Beveridge was scathing of his side gifting Fremantle a way back into the contest after kicking the first six goals of the game, having dominated until midway through the second term.

“In the end after being up by so much, it was death by 1000 cuts,” he said.

“We went away from some things that had served us well in the early parts of the game and Fremantle got a little bit better at some of the things they weren’t doing so well early in the game.

“The first couple were probably gifted to them by some things we didn’t do too well … Ultimately it’s significant disappointment. It’s an opportunity missed.”

The Bulldogs may enter the 2023 season without some key players too, with the likes of Josh Dunkley, Zaine Cordy and Jason Johannisen out of contract and linked with other clubs.

Dunkley looms as a key player for the Dogs to secure moving forward but Beveridge admitted he was unsure if he would re-commit.

“(Bulldogs List and Recruiting General Manager) Sam (Power) is talking to Josh’s management and will continue to do that,” Beveridge said.

“There are some unknowns.
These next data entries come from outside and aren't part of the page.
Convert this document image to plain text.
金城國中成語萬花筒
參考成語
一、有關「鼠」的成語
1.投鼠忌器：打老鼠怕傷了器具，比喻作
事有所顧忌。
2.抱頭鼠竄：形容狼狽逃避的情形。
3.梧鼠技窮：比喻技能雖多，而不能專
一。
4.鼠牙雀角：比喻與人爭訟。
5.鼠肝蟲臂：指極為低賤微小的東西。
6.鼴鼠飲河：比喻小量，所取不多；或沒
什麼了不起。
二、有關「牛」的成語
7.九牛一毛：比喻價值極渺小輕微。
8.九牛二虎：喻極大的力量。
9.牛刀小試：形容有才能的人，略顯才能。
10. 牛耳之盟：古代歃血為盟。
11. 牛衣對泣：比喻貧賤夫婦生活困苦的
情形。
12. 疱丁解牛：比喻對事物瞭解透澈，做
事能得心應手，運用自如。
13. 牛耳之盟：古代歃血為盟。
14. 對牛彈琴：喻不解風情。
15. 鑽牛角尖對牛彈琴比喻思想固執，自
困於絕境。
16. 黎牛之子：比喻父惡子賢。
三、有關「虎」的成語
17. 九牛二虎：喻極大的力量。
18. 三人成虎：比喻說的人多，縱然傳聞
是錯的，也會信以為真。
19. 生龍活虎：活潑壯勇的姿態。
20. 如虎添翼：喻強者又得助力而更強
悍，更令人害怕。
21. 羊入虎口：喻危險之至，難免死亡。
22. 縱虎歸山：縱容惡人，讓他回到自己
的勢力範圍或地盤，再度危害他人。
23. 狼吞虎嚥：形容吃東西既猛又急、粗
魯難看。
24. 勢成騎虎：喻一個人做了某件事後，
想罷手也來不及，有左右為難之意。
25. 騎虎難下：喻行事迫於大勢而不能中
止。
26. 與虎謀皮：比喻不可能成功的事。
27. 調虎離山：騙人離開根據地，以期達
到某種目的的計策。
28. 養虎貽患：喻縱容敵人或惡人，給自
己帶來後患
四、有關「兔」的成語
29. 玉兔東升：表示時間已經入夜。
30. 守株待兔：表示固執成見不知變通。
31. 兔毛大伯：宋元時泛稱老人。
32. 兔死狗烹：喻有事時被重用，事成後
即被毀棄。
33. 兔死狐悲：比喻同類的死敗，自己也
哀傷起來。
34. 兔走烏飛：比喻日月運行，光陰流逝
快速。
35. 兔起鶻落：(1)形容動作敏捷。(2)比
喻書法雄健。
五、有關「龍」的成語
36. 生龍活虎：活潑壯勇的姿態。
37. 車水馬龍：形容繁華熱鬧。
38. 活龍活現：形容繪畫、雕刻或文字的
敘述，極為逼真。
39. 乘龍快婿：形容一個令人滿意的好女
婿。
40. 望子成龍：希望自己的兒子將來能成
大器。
The free market as far as the player market gets heightened every year. The scope to move clubs, whether free agency or in contract is significant.

“We all have to manage our situation within the ceiling of the salary cap. We’re desperate, we hope Josh is going to stay, but I can’t tell you whether he is or whether he isn’t.

“I can tell you absolutely that the relationships are really strong. If there is a reason to leave the club, it might be for opportunity and the short lifespan of an AFL footy, you have to make hay financially as much as you can, and we understand that.”